One config block, sane defaults

Top of the script — the only thing you ever touch:

LICHESS_POSITIONS = 2_000_000   # backbone
USE_SELFPLAY      = True        # reads data/selfplay.txt if present
TACTICAL_PUZZLES  = 200_000
RANDOM_FILLER     = 100_000
STOCKFISH_DEPTH   = 18
RCLONE_REMOTE     = "gdrive:NowChess/datasets"

Everything else (paths, workers=all cores, shard size, balancing bins) is internal.

dataset.sh

#!/usr/bin/env bash
set -euo pipefail
cd "$(dirname "$0")"
python build_dataset.py "$@"

Usage:

./dataset.sh          # full dataset (lichess + selfplay + tactical + filler) -> Drive

That single command: downloads backbone, labels self-play/tactical/filler, dedups, balances, shards, and rclone-pushes to Drive.

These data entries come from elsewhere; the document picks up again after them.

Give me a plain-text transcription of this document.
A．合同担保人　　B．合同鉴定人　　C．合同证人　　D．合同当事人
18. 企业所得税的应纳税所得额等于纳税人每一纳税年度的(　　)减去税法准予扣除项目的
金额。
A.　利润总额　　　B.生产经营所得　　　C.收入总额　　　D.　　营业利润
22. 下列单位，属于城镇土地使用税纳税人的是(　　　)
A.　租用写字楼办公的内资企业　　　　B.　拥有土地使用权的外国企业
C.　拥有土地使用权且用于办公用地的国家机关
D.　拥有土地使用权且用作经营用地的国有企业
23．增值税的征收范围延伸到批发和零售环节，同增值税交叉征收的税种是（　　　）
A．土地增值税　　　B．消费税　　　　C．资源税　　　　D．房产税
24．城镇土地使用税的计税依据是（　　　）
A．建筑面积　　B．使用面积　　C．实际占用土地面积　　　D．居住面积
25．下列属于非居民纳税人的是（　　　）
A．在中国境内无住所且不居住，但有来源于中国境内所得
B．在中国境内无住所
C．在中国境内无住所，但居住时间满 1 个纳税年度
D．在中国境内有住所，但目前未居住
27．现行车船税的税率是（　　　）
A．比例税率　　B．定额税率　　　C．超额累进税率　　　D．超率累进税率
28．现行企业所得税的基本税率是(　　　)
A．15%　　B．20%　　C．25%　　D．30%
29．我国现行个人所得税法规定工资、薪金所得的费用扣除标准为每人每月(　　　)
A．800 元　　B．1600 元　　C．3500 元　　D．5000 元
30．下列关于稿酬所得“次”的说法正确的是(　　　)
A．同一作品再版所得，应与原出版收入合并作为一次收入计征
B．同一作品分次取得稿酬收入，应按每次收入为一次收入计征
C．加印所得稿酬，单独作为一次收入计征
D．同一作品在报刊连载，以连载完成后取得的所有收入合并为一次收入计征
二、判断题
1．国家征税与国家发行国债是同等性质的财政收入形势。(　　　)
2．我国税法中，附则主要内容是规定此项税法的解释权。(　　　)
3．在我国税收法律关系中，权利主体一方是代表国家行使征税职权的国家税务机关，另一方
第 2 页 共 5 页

Colab then syncs (concept doc §3).


End-to-end loop (the flywheel)

./selfplay.sh        # bot generates games with the current net
./dataset.sh         # fold them into a new dataset version, push to Drive
# (Colab) sync + train -> export nnue_weights.nbai
# drop .nbai into modules/official-bots/src/main/resources/, rebuild
./selfplay.sh        # next net plays stronger, better games... repeat

Build order

  1. SelfPlayMain.scala — standalone game loop, random openings, parallel games, FEN out.
  2. selfPlay Gradle JavaExec task + selfplay.sh.
  3. build_dataset.py — orchestrate existing importer/label/tactical/generate into shards + manifest; rclone push.
  4. dataset.sh.
  5. Shard/manifest read support in dataset.py + zstd streaming loader in train.py (consumed on Colab).
  6. Notebook: single "sync dataset version" cell, ephemeral /content clone.

Decisions to confirm

  • Self-play opponent: NNUEBot vs itself + random openings (planned). Add vs-Stockfish later if more decisive games wanted.
  • Self-play net source: use the .nbai bundled in resources (simplest), or accept a --weights path? Plan = bundled by default.
  • rclone remote name: confirm gdrive is your configured rclone remote, and the target folder NowChess/datasets.
  • Stockfish path on your box: $STOCKFISH_PATH or /usr/games/stockfish?